A nine-judge bench of the Apex court held unanimously that the right to privacy is a constitutionally protected right, as well as being accompanying with other freedoms guaranteed under Part III of the Constitution of India, 1950. The case was brought by a retired high court judge who challenged Government’s proposed Aadhaar scheme for a uniform bio-metrics based identity system. A unique 12 digit code was generated for every individual and it was made a mandatory condition in order to avail schemes and privileges. The Court was of the opinion that privacy is a facet of fundamental freedom or liberty guaranteed under Article 21 which states that: No person shall be deprived of his life or personal liberty except according to procedure established by law”. Privacy is new born right of today’s era. Due to fast technological developments in the world, data protection is the foremost duty of the government. Further, the case is likely to be of wider significance as privacy campaigners use it to pursue the constitutional debate over privacy in other countries. The present case widens the purview of freedom of expression by advocating privacy as a natural right, as any opposition to this would infringe the fundamental right of an individual which is backed by constitutional sanctions. This will expand the scope of privacy regarding state surveillance, religious expression and data protection.

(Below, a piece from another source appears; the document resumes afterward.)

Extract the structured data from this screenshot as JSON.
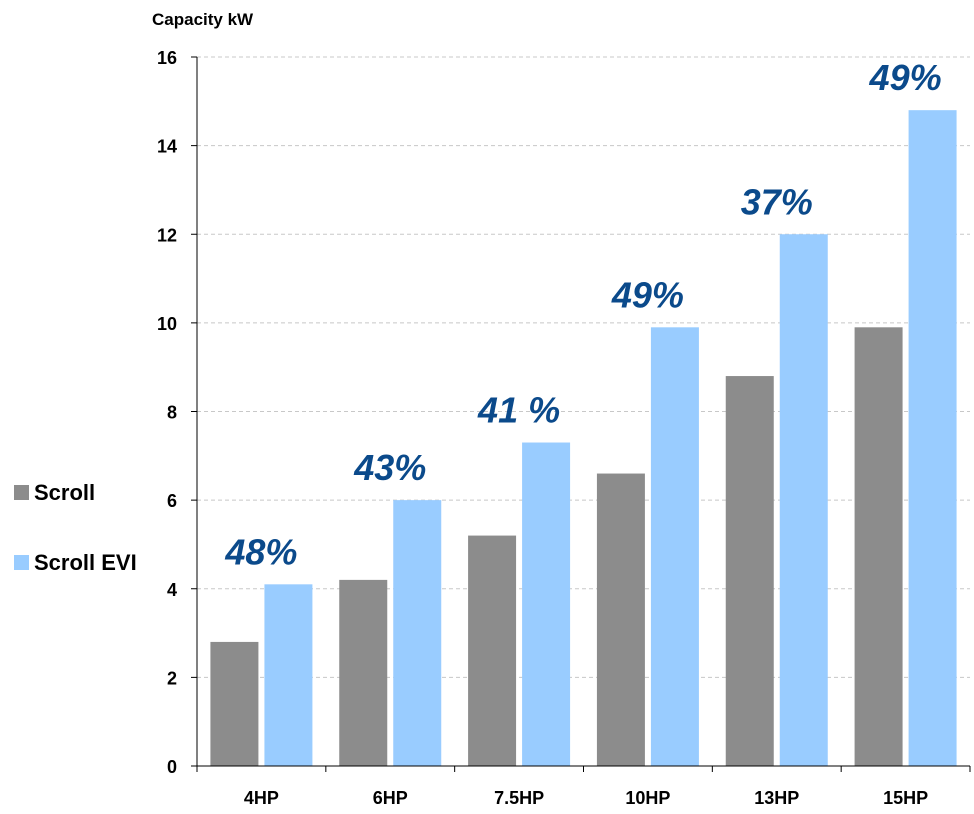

Till now, privacy was not considered as a fundamental right because the decisions given in the cases of M.P Sharma and Kharak Singh were binding on the lower courts.as this decision was given by a historic nine-judge bench of the Apex court.[7] Therefore, it established a binding precedent on all courts, unless overruled by a larger bench. The real test of privacy will lie in how subsequent Courts apply the Puttaswamy decision to determine these varied questions.

[1] M.P. Sharma v. Satish Chandra 1954 A.I.R. 300: Kharak Singh 1963 A.I.R. 1295 (India).

[2] No person shall be deprived of his life or personal liberty except according to procedure established by law.

[3] M.P. Sharma v. Satish Chandra 1954 A.I.R. 300 (India).

[4] Kharak Singh. 1963 A.I.R. 1295 (India).

[5] Article 21, Constitution of India, 1950.

[6] The State shall not deny to any person equality before the law or equal protection of law within the territory of India.

[7] Article 141, Constitution of India, 1950.